Does he grab or choke other people like at his work place, in a store?  No?  Then anger management is NOT going to do diddly squat.  If he doesn’t do this to strangers or people at a store, then he obviously knows what he’s doing to you.  I don’t think any of that is acceptable or worth going back to honestly.

I agree!!!

@OP – I know you’ve said you’ve done things too, but I wouldn’t stand for any kind of abuse.
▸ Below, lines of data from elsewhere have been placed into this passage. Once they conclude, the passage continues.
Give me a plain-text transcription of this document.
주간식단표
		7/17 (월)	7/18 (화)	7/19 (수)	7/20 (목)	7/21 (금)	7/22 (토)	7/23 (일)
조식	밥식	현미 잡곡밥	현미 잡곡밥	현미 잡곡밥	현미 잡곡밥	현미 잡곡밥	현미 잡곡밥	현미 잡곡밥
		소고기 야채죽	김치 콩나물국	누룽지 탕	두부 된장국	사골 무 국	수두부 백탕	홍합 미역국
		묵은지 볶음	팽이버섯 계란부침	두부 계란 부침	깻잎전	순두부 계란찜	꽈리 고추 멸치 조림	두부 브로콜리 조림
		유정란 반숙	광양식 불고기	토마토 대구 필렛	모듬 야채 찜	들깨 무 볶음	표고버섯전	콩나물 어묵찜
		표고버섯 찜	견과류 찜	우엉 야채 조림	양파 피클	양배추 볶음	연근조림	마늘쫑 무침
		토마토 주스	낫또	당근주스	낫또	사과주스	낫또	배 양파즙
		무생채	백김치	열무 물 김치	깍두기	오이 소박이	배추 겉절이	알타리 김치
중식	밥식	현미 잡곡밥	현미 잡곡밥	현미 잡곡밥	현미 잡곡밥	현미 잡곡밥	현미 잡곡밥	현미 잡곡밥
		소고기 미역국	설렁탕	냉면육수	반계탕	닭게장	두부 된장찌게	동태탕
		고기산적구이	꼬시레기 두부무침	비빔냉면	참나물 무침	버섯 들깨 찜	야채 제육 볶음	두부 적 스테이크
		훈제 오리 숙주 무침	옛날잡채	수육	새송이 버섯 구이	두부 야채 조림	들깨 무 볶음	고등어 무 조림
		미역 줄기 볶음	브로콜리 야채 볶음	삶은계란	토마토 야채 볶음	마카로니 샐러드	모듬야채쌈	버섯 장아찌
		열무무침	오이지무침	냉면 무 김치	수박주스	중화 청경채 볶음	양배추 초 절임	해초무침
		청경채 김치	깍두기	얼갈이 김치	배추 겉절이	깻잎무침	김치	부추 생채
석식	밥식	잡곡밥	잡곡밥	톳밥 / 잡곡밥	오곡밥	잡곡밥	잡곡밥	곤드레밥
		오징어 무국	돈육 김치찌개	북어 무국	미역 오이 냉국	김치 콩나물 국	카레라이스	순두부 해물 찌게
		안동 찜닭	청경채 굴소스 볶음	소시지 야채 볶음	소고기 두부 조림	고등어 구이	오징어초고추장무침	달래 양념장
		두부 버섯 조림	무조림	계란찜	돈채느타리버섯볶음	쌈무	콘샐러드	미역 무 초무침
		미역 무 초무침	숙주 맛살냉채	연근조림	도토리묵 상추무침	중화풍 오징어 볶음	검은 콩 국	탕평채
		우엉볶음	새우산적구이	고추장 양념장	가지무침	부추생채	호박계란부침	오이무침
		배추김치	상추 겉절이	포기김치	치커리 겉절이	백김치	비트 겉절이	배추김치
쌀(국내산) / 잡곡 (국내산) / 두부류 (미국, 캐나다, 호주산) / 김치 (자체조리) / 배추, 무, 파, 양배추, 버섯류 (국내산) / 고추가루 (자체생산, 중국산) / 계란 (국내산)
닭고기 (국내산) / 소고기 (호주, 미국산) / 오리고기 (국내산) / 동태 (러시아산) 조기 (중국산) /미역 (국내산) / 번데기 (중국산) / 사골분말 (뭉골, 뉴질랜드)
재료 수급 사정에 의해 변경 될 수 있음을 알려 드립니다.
I’d be gone.

Post # 14
Member
1872 posts
Buzzing bee
  • Wedding: April 2013

If he choked you, DO NOT EVER GO BACK. Choking is the step of abuse right before killing you.

Post # 15
Member
2783 posts
Sugar bee

@ILPrincess:  My dad’s friends have been seperated for about 10 months, they are moving back in together next week. I think in order for the marriage to work you both need to seek counseling individually but go as a couple as well. You should also file for a legal seperation so you can get court ordered child support.

Post # 16
Member
10384 posts
Sugar Beekeeper
  • Wedding: September 2010

No marriage should survive abuse. You shouldn’t be rooting for this marriage to survive if there was abuse involved.